Imide can be a ligand, with a double bond to a metal such as molybdenum (e.g. Mo=NH). As a ligand it is called imido. The imido ligand is part of a nitrogen fixation cycle: Mo•N2 → Mo-N=N− → Mo-N=NH (diazenido) → Mo-N=NH2+ → Mo=N-NH2 (hydrazido) → Mo=N-NH3+  (hydrazidium) → Mo≡N (nitrido) + NH3 → Mo≡NH+ → Mo=NH (imido) → Mo=NH2+ → Mo-NH2 (amido) → Mo-NH3+ → Mo•NH3 (ammine); with the oxidation state of molybdenum varying to accommodate the number bonds from nitrogen.

When the hydrogen of the imide group is substituted by an organic group, an organoimide results. Complexes of actinide and rare earth elements with organoimides are known.

Properties
Lithium imide undergoes a phase transition at 87 °C where it goes from an ordered to a more symmetric disordered state.

Structure
Many imides have a cubic rock salt structure, with the metal and nitrogen occupying the main positions. The position of the hydrogen atom is hard to determine, but is disordered.

Many of the heavy metal simple imide molecules are linear. This is due to the filled 2p orbital of nitrogen donating electrons to an empty d orbital on the metal.

Formation
Heating lithium amide with lithium hydride yields lithium imide and hydrogen gas. This reaction takes place as released ammonia reacts with lithium hydride.

Heating magnesium amide to about 400 °C yields magnesium imide with the loss of ammonia. Magnesium imide itself decomposes if heated between 455 and 490 °C.

Beryllium imide forms from beryllium amide when heated to 230 °C in a vacuum.
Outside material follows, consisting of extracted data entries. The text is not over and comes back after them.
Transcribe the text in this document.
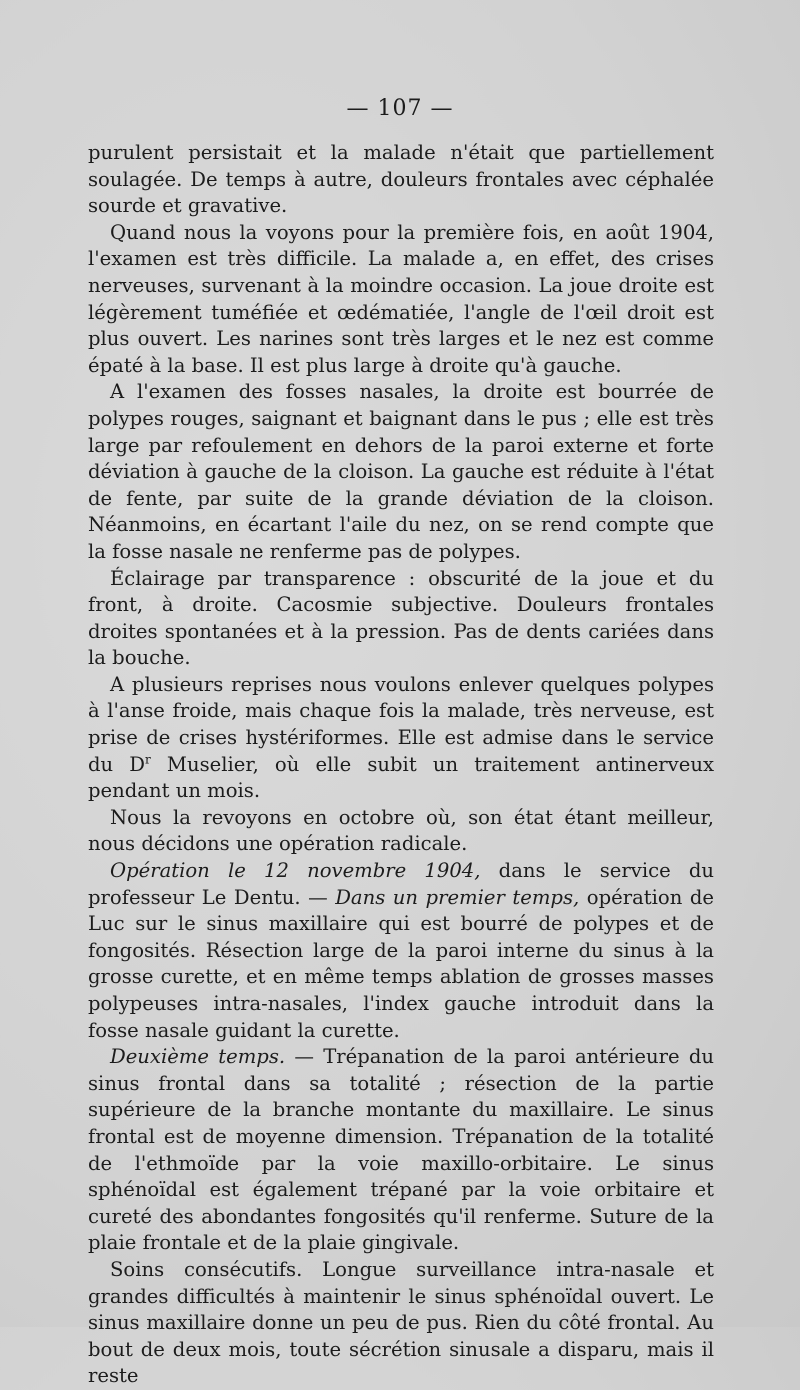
— 107 —

purulent persistait et la malade n'était que partiellement soulagée. De temps à autre, douleurs frontales avec céphalée sourde et gravative.

Quand nous la voyons pour la première fois, en août 1904, l'examen est très difficile. La malade a, en effet, des crises nerveuses, survenant à la moindre occasion. La joue droite est légèrement tuméfiée et œdématiée, l'angle de l'œil droit est plus ouvert. Les narines sont très larges et le nez est comme épaté à la base. Il est plus large à droite qu'à gauche.

A l'examen des fosses nasales, la droite est bourrée de polypes rouges, saignant et baignant dans le pus ; elle est très large par refoulement en dehors de la paroi externe et forte déviation à gauche de la cloison. La gauche est réduite à l'état de fente, par suite de la grande déviation de la cloison. Néanmoins, en écartant l'aile du nez, on se rend compte que la fosse nasale ne renferme pas de polypes.

Éclairage par transparence : obscurité de la joue et du front, à droite. Cacosmie subjective. Douleurs frontales droites spontanées et à la pression. Pas de dents cariées dans la bouche.

A plusieurs reprises nous voulons enlever quelques polypes à l'anse froide, mais chaque fois la malade, très nerveuse, est prise de crises hystériformes. Elle est admise dans le service du $D^r$ Muselier, où elle subit un traitement antinerveux pendant un mois.

Nous la revoyons en octobre où, son état étant meilleur, nous décidons une opération radicale.

Opération le 12 novembre 1904, dans le service du professeur Le Dentu. — Dans un premier temps, opération de Luc sur le sinus maxillaire qui est bourré de polypes et de fongosités. Résection large de la paroi interne du sinus à la grosse curette, et en même temps ablation de grosses masses polypeuses intra-nasales, l'index gauche introduit dans la fosse nasale guidant la curette.

Deuxième temps. — Trépanation de la paroi antérieure du sinus frontal dans sa totalité ; résection de la partie supérieure de la branche montante du maxillaire. Le sinus frontal est de moyenne dimension. Trépanation de la totalité de l'ethmoïde par la voie maxillo-orbitaire. Le sinus sphénoïdal est également trépané par la voie orbitaire et cureté des abondantes fongosités qu'il renferme. Suture de la plaie frontale et de la plaie gingivale.

Soins consécutifs. Longue surveillance intra-nasale et grandes difficultés à maintenir le sinus sphénoïdal ouvert. Le sinus maxillaire donne un peu de pus. Rien du côté frontal. Au bout de deux mois, toute sécrétion sinusale a disparu, mais il reste
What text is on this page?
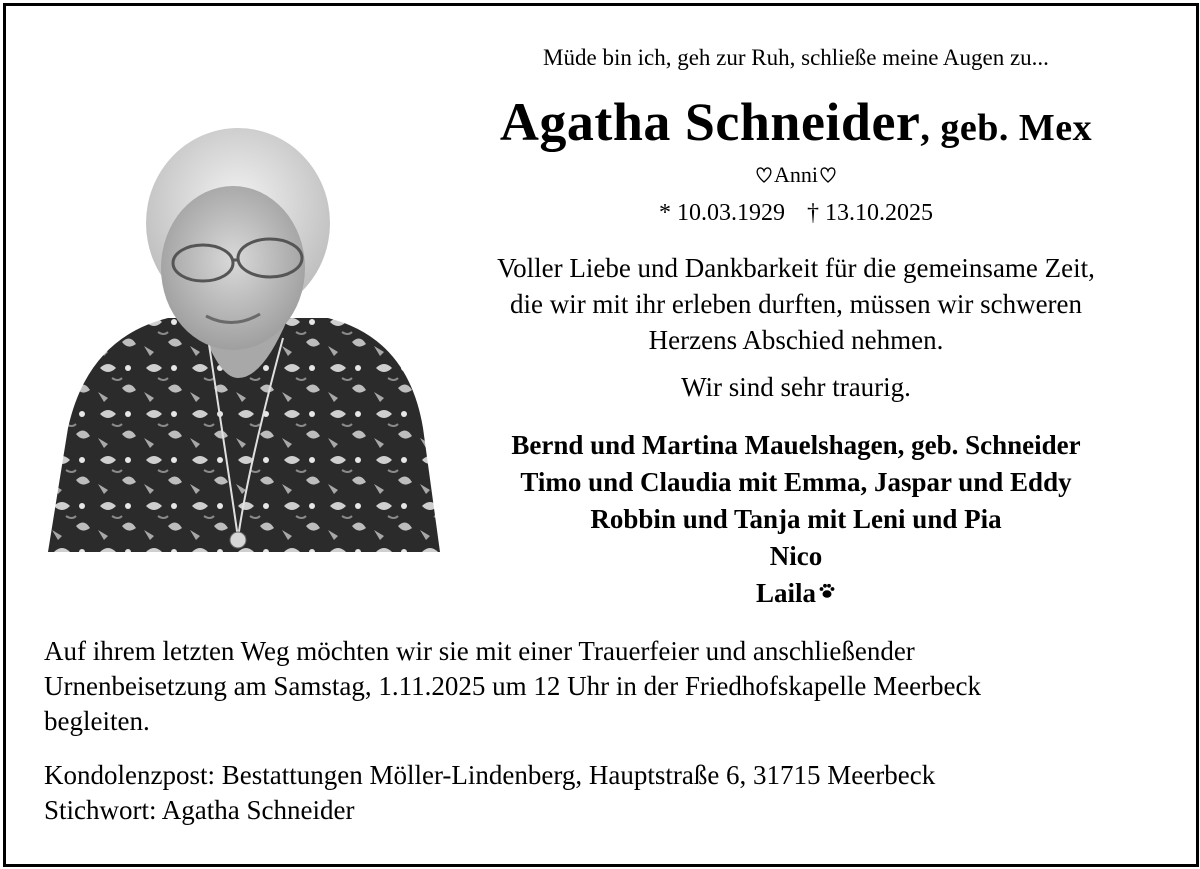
Müde bin ich, geh zur Ruh, schließe meine Augen zu...
Agatha Schneider, geb. Mex
Anni
* 10.03.1929 † 13.10.2025
Voller Liebe und Dankbarkeit für die gemeinsame Zeit,
die wir mit ihr erleben durften, müssen wir schweren
Herzens Abschied nehmen.
Wir sind sehr traurig.
Bernd und Martina Mauelshagen, geb. Schneider
Timo und Claudia mit Emma, Jaspar und Eddy
Robbin und Tanja mit Leni und Pia
Nico
Laila
Auf ihrem letzten Weg möchten wir sie mit einer Trauerfeier und anschließender
Urnenbeisetzung am Samstag, 1.11.2025 um 12 Uhr in der Friedhofskapelle Meerbeck
begleiten.
Kondolenzpost: Bestattungen Möller-Lindenberg, Hauptstraße 6, 31715 Meerbeck
Stichwort: Agatha Schneider
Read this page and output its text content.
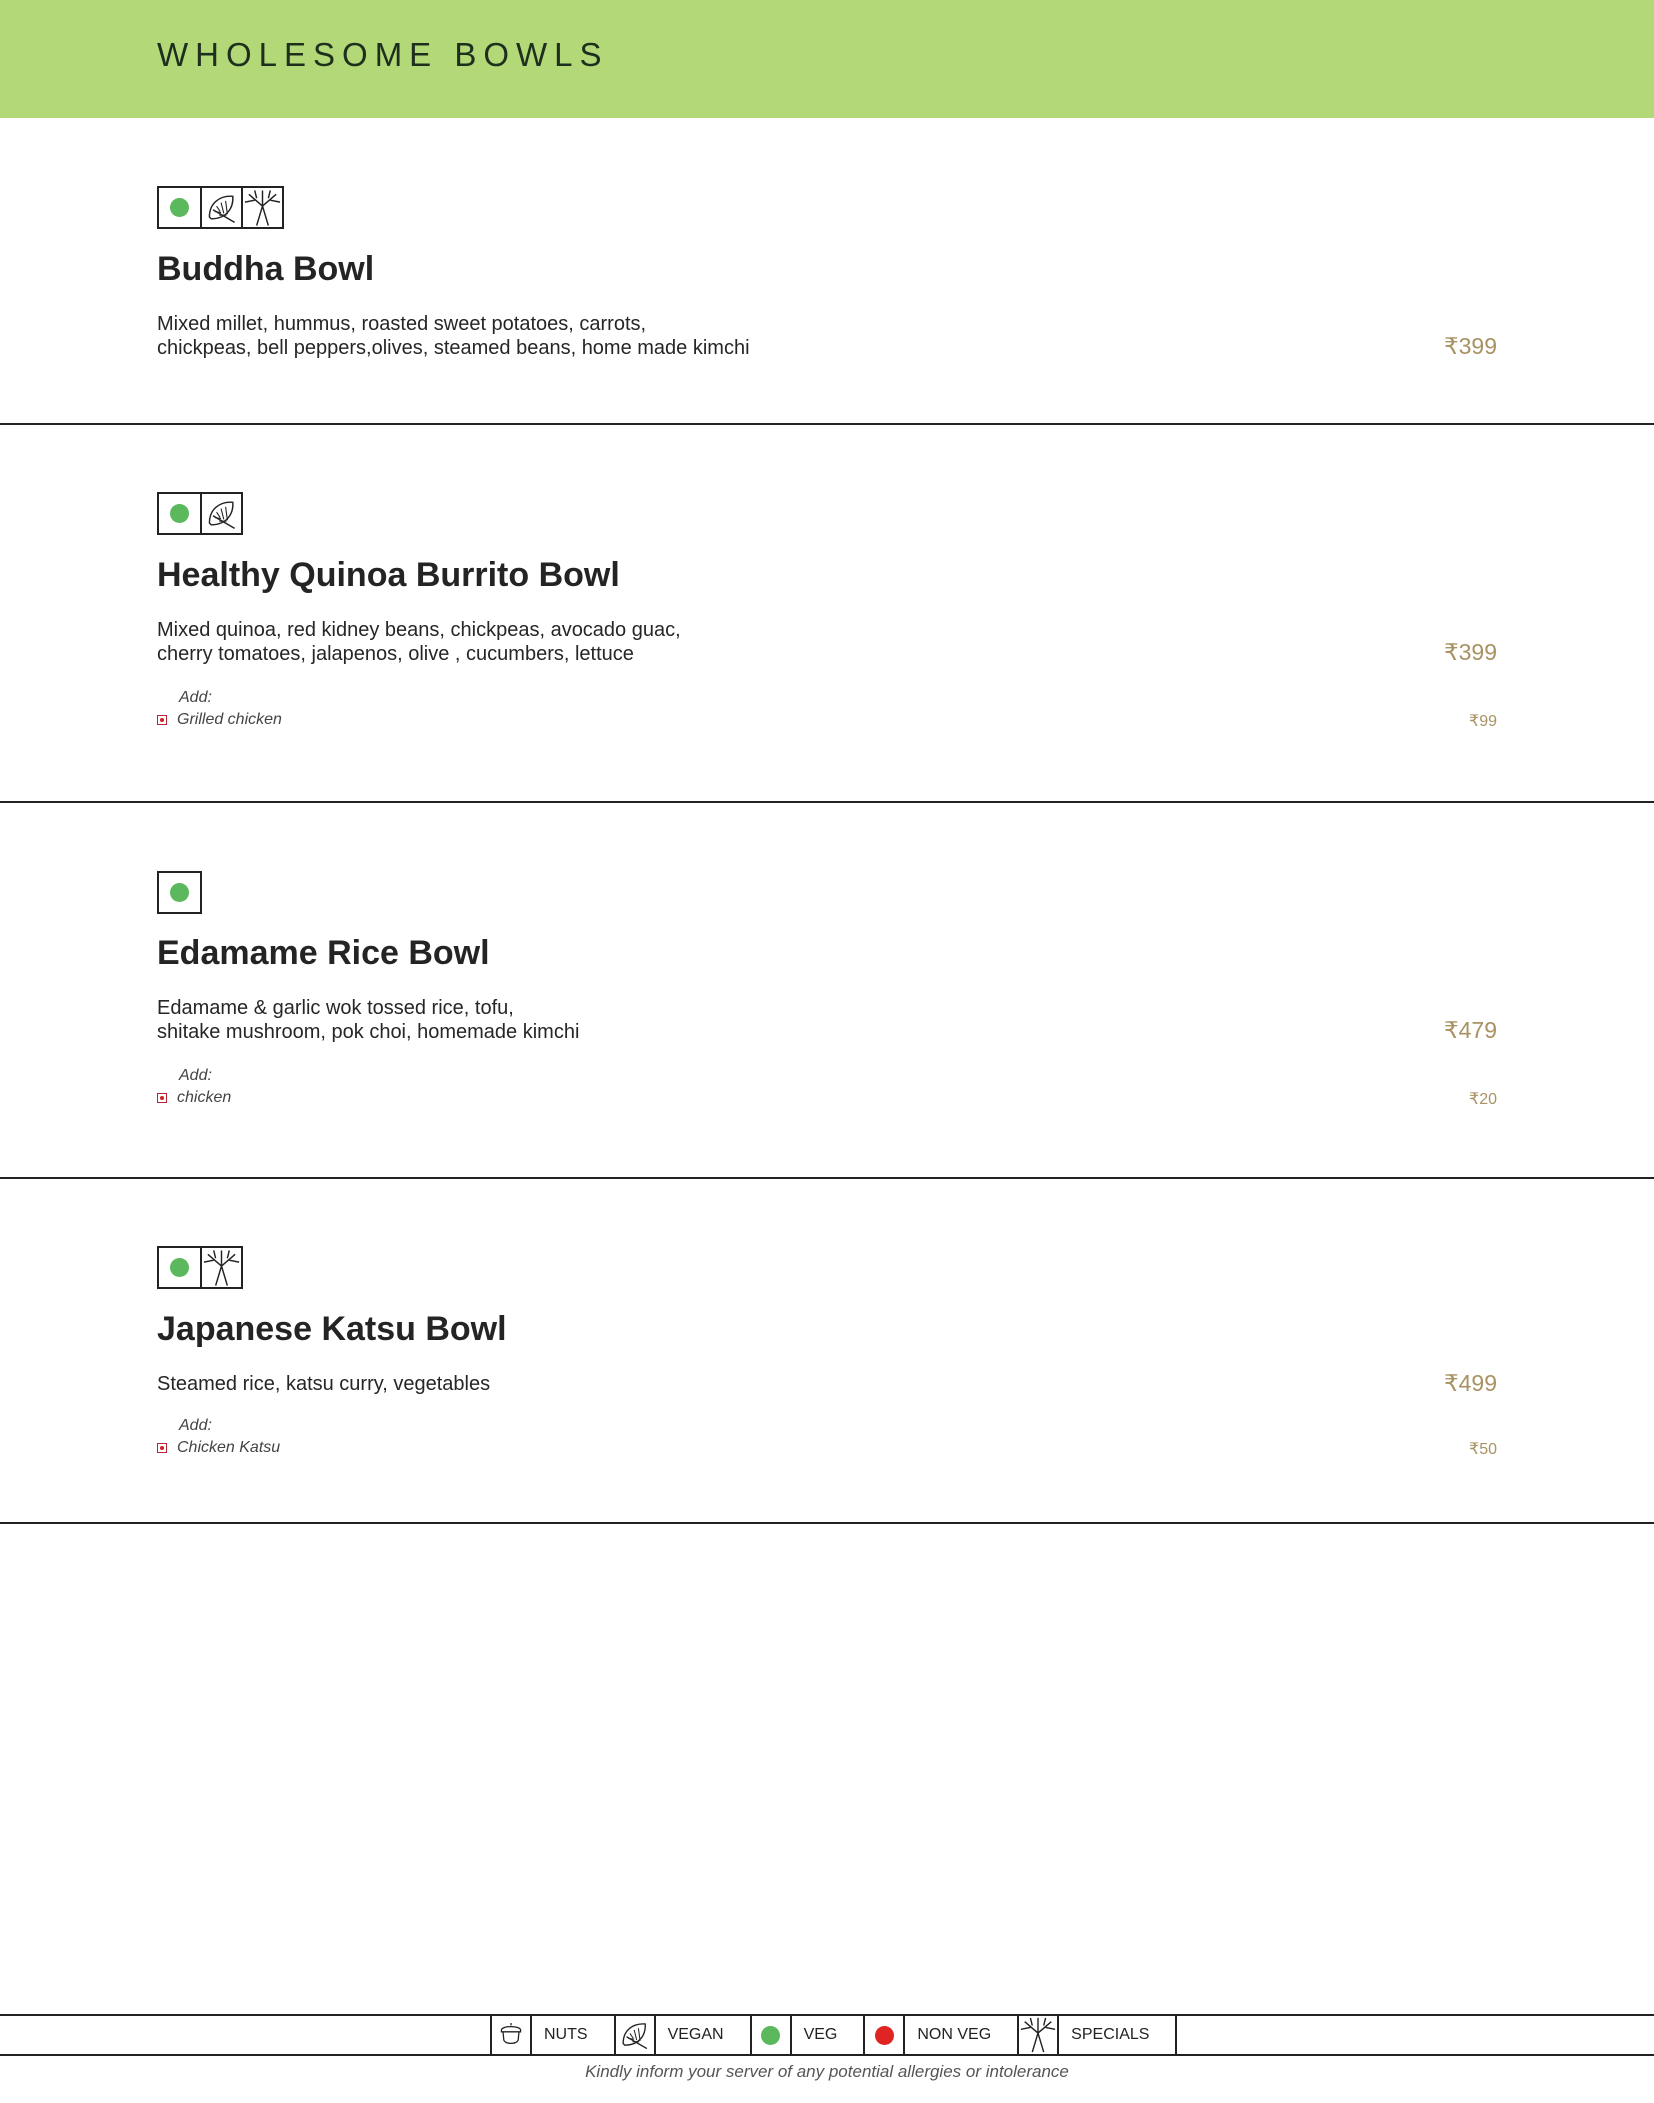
WHOLESOME BOWLS
Buddha Bowl
Mixed millet, hummus, roasted sweet potatoes, carrots,
chickpeas, bell peppers,olives, steamed beans, home made kimchi	₹399
Healthy Quinoa Burrito Bowl
Mixed quinoa, red kidney beans, chickpeas, avocado guac,
cherry tomatoes, jalapenos, olive , cucumbers, lettuce	₹399
Add:
Grilled chicken	₹99
Edamame Rice Bowl
Edamame & garlic wok tossed rice, tofu,
shitake mushroom, pok choi, homemade kimchi	₹479
Add:
chicken	₹20
Japanese Katsu Bowl
Steamed rice, katsu curry, vegetables	₹499
Add:
Chicken Katsu	₹50
NUTS	VEGAN	VEG	NON VEG	SPECIALS
Kindly inform your server of any potential allergies or intolerance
When strontium metal is heated with ammonia at 750 °C, the dark yellow strontium imide forms.

When barium vapour is heated with ammonia in an electrical discharge, the gaseous, molecular BaNH is formed. Molecules ScNH, YNH, and LaNH are also known.

Hydrogen storage
Inorganic imides are of interest because they can reversibly store hydrogen, which may be important for the hydrogen economy. For example, calcium imide can store 2.1% mass of hydrogen. Li2Ca(NH)2 reversibly stores hydrogen and release it at temperatures between 140 and 206 °C. It can reversibly hold 2.3% hydrogen. When hydrogen is added to the imide, amides and hydrides are produced. When imides are heated, they can yield hydridonitrides or nitrides, but these may not easily reabsorb hydrogen.

List

Ionic

Molecular

Molecular imines of other actinides called neptunimine and plutonimine have been postulated to exist in the gas phase or noble gas matrix.